PARIS — Just hours before the opening of an exhibit on Armenian stone crosses (Khachkars) at the UNESCO headquarters in Paris, the Armenian delegation was thrown into a panic when organizers started to remove all place names and informational map, as well as a photo of the Armenian cemetery in Jougha after the stone crosses had been destroyed by the Azerbaijani government.
The hall was packed with invited guests to participate in the opening ceremony of the exhibit billed as “Art of the Stone Cross – Armenian Holy Stones”.
According to Arev Samvelyan, RA Deputy Minister of Culture, the UNESCO officials not only found any mention of Armenian crosses in Turkey and Azerbaijan objectionable but references to crosses in Karabakh as well.

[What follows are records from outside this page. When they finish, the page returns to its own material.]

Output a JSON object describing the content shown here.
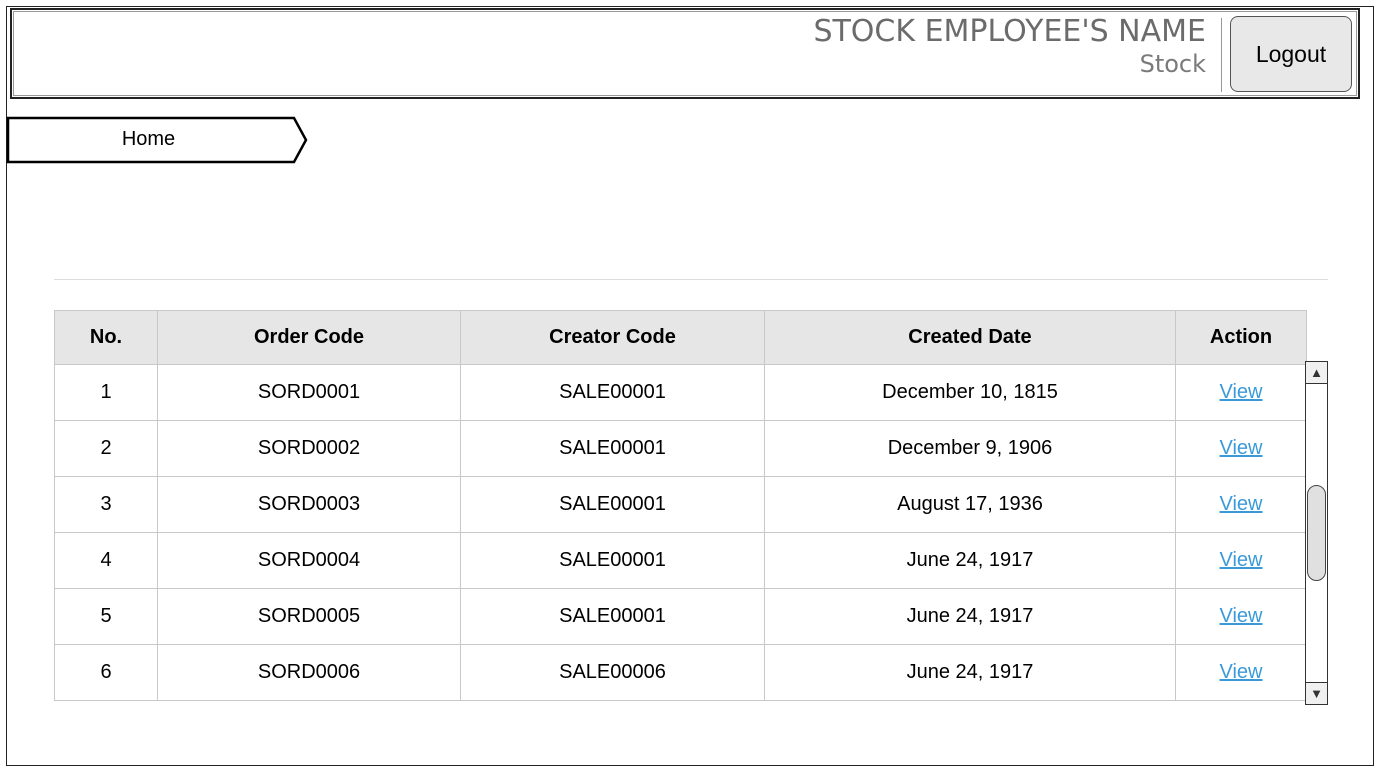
{
  "header": {
    "user_name": "STOCK EMPLOYEE'S NAME",
    "user_role": "Stock",
    "logout_label": "Logout"
  },
  "breadcrumb": {
    "home_label": "Home"
  },
  "table": {
    "columns": [
      "No.",
      "Order Code",
      "Creator Code",
      "Created Date",
      "Action"
    ],
    "rows": [
      {
        "no": "1",
        "order_code": "SORD0001",
        "creator_code": "SALE00001",
        "created_date": "December 10, 1815",
        "action": "View"
      },
      {
        "no": "2",
        "order_code": "SORD0002",
        "creator_code": "SALE00001",
        "created_date": "December 9, 1906",
        "action": "View"
      },
      {
        "no": "3",
        "order_code": "SORD0003",
        "creator_code": "SALE00001",
        "created_date": "August 17, 1936",
        "action": "View"
      },
      {
        "no": "4",
        "order_code": "SORD0004",
        "creator_code": "SALE00001",
        "created_date": "June 24, 1917",
        "action": "View"
      },
      {
        "no": "5",
        "order_code": "SORD0005",
        "creator_code": "SALE00001",
        "created_date": "June 24, 1917",
        "action": "View"
      },
      {
        "no": "6",
        "order_code": "SORD0006",
        "creator_code": "SALE00006",
        "created_date": "June 24, 1917",
        "action": "View"
      }
    ]
  },
  "icons": {
    "scroll_up": "triangle-up-icon",
    "scroll_down": "triangle-down-icon"
  },
  "colors": {
    "link": "#3a9ad9",
    "header_bg": "#e6e6e6"
  }
}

The Armenian delegation gave in on the Jougha issue but insisted on keeping the photo of the Armenian cemetery before the destruction of hundreds of stone crosses.
In response, UNESCO staffers removed the organization’s official flag from the exhibit hall and didn’t show for the opening ceremony, claiming that they were otherwise engaged.
Commenting on the last minute flap, art historian Patrick Donabedian said, “I just want to underline that today UNESCO is far removed from fulfilling its stated mission. They wanted to remove my exhibit just because the word Jougha was in the text.”
The Armenian organizations of France and Switzerland vigorously protested against cultural denial.